Ellis loves this sort of character, the damaged, crumpled idealist and Thomas Woodwind is the latest distillation of a line which takes in Spider Jerusalem, Michael Jones and Richard Fell. He’s a good man with a bad past, someone who is completely at home with violence but completely separated from emotional and physical connnection. Woodwind is a man without a country by accident and, through his two feature-obscuring Bluetooth headsets, a man without a face by choice.

That idea of invisibility, and things being dragged out into the light, lies at the heart of the book. Thomas Woodwind is dragged back into the country by an old acquaintance, the SVK is a piece of equipment designed to render the invisible visible and even the design of the book revolves around this concept. SVK ships with an analogue of the SVK device the story revolves around. It’s a torch instead of the pair of contact lenses Woodwind but the concept is the same; render the invisible, visible, show what people are thinking and through that, take control of them. It’s a neat, horrific concept in the story, a classic slice of Ellis near-future technoloy, but the torch turns it into something different. We see the banality of most people’s thoughts, see the transparency of the men who threaten Thomas Woodwind’s lives and, at two crucial points, we see something utterly beautiful. First off, when he first puts the SVK lenses Woodwind is spellbound by a young Muslim’s calm, polite faith. It’s a lovely moment, this literal visualisation of faith, of serenity and belief drawing Woodwind, a man who has no faith whatsoever, up short.
The second is the book’s finest moment. Bulmer tries the lenses on and sees what his girlfriend is really thinking as she storms in to pick an argument with him. The contrast between what she’s saying and what she’s thinking is heartbreaking and there’s one panel which is just raw with enotion and fragility and compassion. Ellis has a reputation for being one of the harder edged comic writers but moments like this are where his work shines. Humanity endures, humanity thrives, even in a world where your thoughts are projected over your head.
The book plays with this idea throughout, even adding extra detail to the supplementary material. This is another area Ellis has pioneered, the idea of adding content to single issues of comics and the material here is fascinating. William Gibson provides the foreword, Paul Gravett provides a brief history of the thought balloon in comics, Jamais Cascio looks at the possibly dark future of Augmented Reality and a double page of faux ads includes the Uni-Slacks, trousers that adjust to their owner and a box of 50 Facebook likes. It’s a nice idea, mirroring old fashioned comic ads and turning them on their head. Gogamestorm.com round out the book with the Ideation Innovation Centre, an 8-bit game style snakes and ladders look at corporate development hell. Abandon hope all ye who enter the pre-approval process.

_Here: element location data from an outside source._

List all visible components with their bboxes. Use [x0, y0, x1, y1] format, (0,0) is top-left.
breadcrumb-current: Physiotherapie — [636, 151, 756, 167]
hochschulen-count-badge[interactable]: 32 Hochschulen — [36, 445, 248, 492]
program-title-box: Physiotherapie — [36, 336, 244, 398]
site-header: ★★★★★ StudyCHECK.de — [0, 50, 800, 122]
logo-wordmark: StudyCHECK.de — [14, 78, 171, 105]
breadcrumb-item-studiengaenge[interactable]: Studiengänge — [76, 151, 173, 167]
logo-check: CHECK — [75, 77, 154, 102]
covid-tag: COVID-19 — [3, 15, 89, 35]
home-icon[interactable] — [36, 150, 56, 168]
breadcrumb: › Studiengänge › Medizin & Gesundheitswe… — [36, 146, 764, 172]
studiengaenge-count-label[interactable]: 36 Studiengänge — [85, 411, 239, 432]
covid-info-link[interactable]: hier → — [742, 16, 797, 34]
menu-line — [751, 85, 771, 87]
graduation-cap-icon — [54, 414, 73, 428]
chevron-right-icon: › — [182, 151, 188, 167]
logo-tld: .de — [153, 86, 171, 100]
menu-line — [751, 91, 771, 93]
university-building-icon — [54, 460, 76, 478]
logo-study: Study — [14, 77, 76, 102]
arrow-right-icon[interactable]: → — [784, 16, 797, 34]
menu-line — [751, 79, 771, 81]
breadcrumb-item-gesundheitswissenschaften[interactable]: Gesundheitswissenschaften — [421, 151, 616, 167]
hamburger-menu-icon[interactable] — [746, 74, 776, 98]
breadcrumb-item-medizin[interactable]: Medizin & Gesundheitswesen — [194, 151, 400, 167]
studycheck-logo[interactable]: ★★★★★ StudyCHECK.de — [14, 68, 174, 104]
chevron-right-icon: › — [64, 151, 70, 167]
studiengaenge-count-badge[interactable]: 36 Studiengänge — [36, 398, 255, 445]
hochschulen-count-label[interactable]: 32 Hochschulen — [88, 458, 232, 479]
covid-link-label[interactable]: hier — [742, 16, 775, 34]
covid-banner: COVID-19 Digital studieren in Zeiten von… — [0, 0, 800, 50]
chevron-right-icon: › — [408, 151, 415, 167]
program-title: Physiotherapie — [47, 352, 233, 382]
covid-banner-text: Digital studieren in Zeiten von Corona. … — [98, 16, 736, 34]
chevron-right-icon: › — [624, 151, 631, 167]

SVK is a book about invisibility and what happens when it’s taken away. It’s a book that plays with the idea of information suppression and release and cheekily keeps you wrong footed until the last panel of the last page. It would be easy to write it off as a gimmick but there’s much more here than just a comic with a free torch. Ellis’s script is inventive, compassionate and unpleasant and D’Israeli’s art is the perfect detail heavy, tense companion to it. This is smart, precise, tailored storytelling that creates something new out of some very odd cloth. Give it a look. Then, give it a second one. You’ll be surprised.